E di quivi si spinse a Milano con quindicimila fanti e circa quattromila cavalli. E stimò certo il duca d'Urbino che gl'Imperiali che vi erano si partissino, impauriti del suo essercito, che veniva con vittoria, e del popolo di Milano inimicissimo loro per li mali trattamenti, e del Castello, nel quale era il Duca [48v] che era ancora lui nella Lega.
In Milano per Cesare erono capi il marchese del Guasto et Antonio di Leva, poi vi erono altri buoni capitani spagnuoli et alemanni, e' quali avevono tolte tutte l'arme a' Milanesi e mandatone fuori assai, e massime de' più giovani et animosi. Et avevono ridotto in termine quella città che, quanto alli uomini della terra, non avevono dubbio alcuno e determinorono aspettare che l'inimici li venissino a sforzare.
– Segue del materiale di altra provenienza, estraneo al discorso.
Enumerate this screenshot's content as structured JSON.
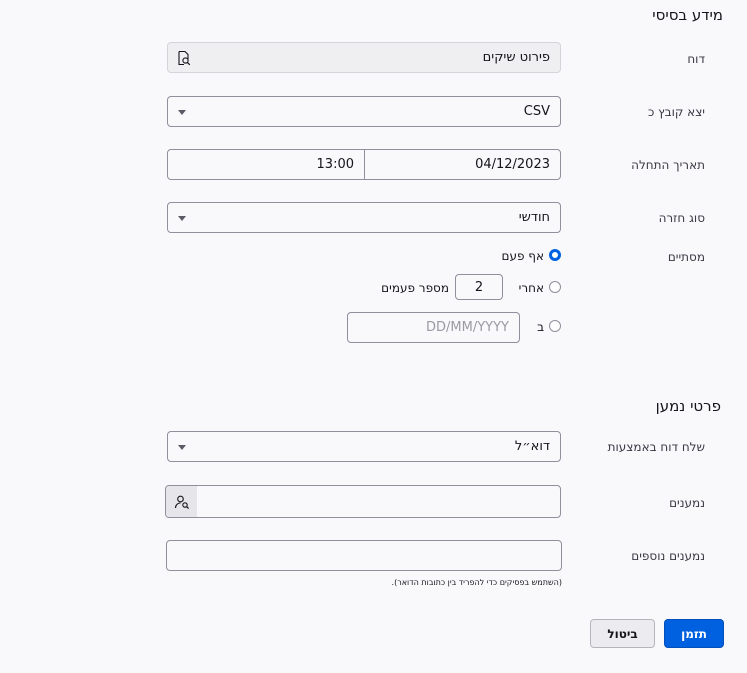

Il duca d'Urbino, poi che fu stato un giorno e quasi dua notte in sulle mura di Milano, se bene vi poteva stare più, o per timidità o perché non avessi caro che la Lega, nella quale s'interveniva il Papa, vincessi, senza conferire niente né a Luogotenente del Papa né a' suoi capitani, a mezza notte levò il campo, dicendo volersi ritirare solo quattro miglia e quivi fermarsi insino venissino le genti franzese, e che, stando quivi col campo, impedirebbe le vettovaglie a Milano. E con tutto quello diceva si ritirò a Marignano e voleva la sera medesima ire a Lodi. Ma il Proveditore veniziano, persuaso da il Luogotenente, non lo lasciò. Il campo si fermò a Marignano.
Et intanto s'intese che Borbone era arrivato a Genova con sei galee e che portava ducati centomila perché Cesare, subito che ebbe notizia ch'el Re non voleva stare alle convenzioni, mandò il Viceré et Ilarcone a lui, perché lo persuadessino alla pace ignominiosa e pericolosa.